An additional key, `abundance`, is used to indicate which field is used as the
abundance (counts) data.
### Combine
The section `combine` defines how single-taxon indicator data is combined to
form a multi-taxon indicator. Options include:
- `geometric_mean`: combines relative abundance as the geometric mean abundance.
- `cti`: combine abundances as a community temperature index.
- `overall_abundance`: combine abundance as total abundance for the taxon group.
### Use data after
The section `use_data_after` defines what calendar date (in the form `"MM-DD"`)

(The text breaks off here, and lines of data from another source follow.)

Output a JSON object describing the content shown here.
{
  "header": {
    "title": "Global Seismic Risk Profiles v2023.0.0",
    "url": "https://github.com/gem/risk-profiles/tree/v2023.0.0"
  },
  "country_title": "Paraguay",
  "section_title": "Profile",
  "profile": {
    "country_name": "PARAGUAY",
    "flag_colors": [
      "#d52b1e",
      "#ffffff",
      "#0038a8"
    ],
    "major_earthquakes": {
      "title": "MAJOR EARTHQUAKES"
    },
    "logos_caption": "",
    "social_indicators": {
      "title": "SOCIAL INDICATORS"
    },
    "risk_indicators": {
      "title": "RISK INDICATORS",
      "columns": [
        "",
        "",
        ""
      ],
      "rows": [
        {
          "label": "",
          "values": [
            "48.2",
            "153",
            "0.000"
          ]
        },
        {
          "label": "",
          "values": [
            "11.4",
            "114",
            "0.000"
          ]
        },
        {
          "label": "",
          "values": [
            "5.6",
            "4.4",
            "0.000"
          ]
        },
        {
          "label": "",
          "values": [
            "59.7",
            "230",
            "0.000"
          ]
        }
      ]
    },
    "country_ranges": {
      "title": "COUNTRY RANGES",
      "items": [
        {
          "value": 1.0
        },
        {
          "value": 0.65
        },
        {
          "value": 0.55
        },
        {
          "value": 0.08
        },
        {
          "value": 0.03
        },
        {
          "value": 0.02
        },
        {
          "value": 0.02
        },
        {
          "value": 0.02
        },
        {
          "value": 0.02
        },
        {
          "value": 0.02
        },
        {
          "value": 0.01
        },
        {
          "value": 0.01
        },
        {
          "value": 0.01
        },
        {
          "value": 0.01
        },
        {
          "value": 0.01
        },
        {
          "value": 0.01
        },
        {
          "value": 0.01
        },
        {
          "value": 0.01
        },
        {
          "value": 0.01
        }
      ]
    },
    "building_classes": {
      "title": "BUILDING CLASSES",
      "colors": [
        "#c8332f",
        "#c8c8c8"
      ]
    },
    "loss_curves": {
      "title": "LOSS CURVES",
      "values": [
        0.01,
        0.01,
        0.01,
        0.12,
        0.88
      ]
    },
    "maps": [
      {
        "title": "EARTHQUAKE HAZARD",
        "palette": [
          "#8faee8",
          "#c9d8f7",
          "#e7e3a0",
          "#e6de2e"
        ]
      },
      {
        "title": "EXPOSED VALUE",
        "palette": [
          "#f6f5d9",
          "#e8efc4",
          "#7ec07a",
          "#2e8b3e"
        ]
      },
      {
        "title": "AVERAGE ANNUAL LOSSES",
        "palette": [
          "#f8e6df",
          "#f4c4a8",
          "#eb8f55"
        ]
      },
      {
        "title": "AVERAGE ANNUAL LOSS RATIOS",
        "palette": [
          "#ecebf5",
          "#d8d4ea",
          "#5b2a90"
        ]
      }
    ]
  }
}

data collected during the current year should start being included in the
indicator.
### Model
The `model` section defines how single- or multi-taxon indicators are calculated
from the survey and count data sourced from FinBIF. The section consists of one
or more model objects where the object keys indicate the model being used.
Models include:
- `trim`: Trends and Indices for Monitoring data model (via
[rtrim](https://github.com/SNStatComp/rtrim "rtrim GitHub repository"))
- `rbms`: Generalised abundance indices for butterfly monitoring count data (
via [rbms](https://retoschmucki.github.io/rbms/ "rbms"))
- `lmer`: Linear Mixed Effects Regression (via
[lme4](https://github.com/lme4/lme4/ "lme4 GitHub repository"))
Each element of the `model` section must include:
- `surveys_process`: An array of survey data processing functions (see
[processing](../reference/index.html#processing-functions "Process functions")
)
- `counts_process` An array of count data processing functions (see
[processing](../reference/index.html#processing-functions "Process functions")
)
And optionally include:
- `base_year`: an integer indicating the base year of the indicator.
- `args`: additional arguments passed to the modelling function.